Henning once told me that,
[i]t follows from the Euler characteristic of the plane that the average face degree of a 3-regular planar graph with $F$ faces is $6-12/F$, which means that every 3-regular planar graph has at least one face with degree $5$ or lower.
I tried to understand and extend this and got the following:
Given a $k$-regular graph. Summing over the face degrees $f_n$ gives twice the number of edges $E$ and this is $k$ times the number of vertices $V$: $$ \sum f_n = 2E =kV \tag{1} $$ Further we have Euler's formula saying $$ V+F = E +\chi, $$ where $\chi$ is Euler's characteristic of the surface where the graph lives on.

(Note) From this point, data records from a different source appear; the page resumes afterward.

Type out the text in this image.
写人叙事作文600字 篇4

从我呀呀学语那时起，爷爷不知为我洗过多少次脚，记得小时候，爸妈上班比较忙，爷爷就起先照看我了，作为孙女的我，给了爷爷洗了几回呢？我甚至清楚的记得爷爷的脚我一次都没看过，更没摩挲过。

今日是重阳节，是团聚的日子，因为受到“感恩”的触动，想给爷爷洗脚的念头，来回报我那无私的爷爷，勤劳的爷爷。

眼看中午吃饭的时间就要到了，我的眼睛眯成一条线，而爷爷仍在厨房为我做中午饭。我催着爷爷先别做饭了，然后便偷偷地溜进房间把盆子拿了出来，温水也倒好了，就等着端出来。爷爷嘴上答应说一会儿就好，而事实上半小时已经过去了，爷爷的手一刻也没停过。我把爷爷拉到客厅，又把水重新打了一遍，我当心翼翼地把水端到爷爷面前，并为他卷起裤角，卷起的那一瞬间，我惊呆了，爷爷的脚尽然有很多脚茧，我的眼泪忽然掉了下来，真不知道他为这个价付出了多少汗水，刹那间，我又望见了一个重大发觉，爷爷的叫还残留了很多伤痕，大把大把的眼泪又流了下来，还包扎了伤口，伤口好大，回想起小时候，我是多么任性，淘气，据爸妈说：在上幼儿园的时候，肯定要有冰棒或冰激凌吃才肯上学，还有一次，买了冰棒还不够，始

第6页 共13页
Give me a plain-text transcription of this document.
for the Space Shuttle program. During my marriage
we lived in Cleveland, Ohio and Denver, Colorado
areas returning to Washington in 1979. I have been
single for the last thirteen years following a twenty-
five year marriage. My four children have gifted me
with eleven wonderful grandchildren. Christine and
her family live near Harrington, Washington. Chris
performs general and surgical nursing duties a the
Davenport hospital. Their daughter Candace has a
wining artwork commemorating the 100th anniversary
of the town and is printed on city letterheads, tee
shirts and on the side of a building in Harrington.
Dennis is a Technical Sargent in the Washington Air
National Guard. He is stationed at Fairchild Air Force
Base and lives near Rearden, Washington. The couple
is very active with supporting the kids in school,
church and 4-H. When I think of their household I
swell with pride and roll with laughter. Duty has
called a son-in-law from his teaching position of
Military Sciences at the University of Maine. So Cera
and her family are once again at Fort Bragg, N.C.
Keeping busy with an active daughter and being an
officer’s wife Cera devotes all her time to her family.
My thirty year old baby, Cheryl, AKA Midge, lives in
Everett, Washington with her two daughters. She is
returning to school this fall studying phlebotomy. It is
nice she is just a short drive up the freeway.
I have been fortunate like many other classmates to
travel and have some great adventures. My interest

Again we insert $E=\frac k2V$ and get: $$ F=\left( \frac k2 -1 \right)V+\chi\\ V=\frac{F-\chi}{\frac k2 -1}. \tag{2} $$ Dividing $(1)$ by $F$ and inserting $(2)$ gives: $$ \frac{\sum f_n}{F}= \frac{k(F-\chi)}{(\frac k2 -1)F}=\frac {2k}{k -2} \left( 1-\frac{\chi}{F}\right) \tag{3} $$
or
$$ \sum f_n=\frac {2k}{k -2} \big( F-\chi\big). \tag{3$^\ast$} $$
Plug in $k=3$ and $\chi=2$ (the characteristic of the plane), we get back Henning's formula, but when e.g. $\chi=-2$, so the surface we draw could be a double torus, we get the average degree to be:
$$ 6 \left( 1+\frac{2}{F}\right) $$
How to find cubic graphs where the $\min(f_k)>6$ on surfaces with $\chi<0$?
EDIT The graph should not be a snark.
For orientable surfaces, here's a representative element of a family of non-snarky cubic graphs on an $n$-torus with $4n-2$ vertices, $6n-3$ edges and a single $(12n-6)$-sided face.
If it is a problem that some pairs of vertices have more than one edge going between them, that can easily be fixed with some local rearrangements (which can be chosen to preserve the green-blue Hamiltonian cycle and thus non-snarkiness).
For non-orientable surfaces, I think it is easiest to start by appealing to the classification theorem and construe the surface as a sphere with $k\ge 2$ cross-caps on it. Now if you start with a planar graph and place a cross-cap straddling one of its edges (so following the edge from one end to another will make you arrive in the opposite orientation), the net effect is to fuse the two faces the edge used to separate.
Therefore, start with an arbitrary planar non-snarky cubic graph with $2k-2$ vertices and $3k-3$ edges. Select an arbitrary spanning tree (comprising $2k-3$ edges), and place cross-caps on the $k$ edges not in the spanning tree. This will fuse all of the original graph's faces, and we're left with a graph with a single $(6k-6)$-sided face.
In each of the above cases, if you want more faces, simply subdivide the single one you've already got with new edges. The face itself, before you glue its edges together to form the final closed surface, is just a plain old $(12n-6)$- or $(6k-6)$-gon, so you can design the subdivision as a plane drawing.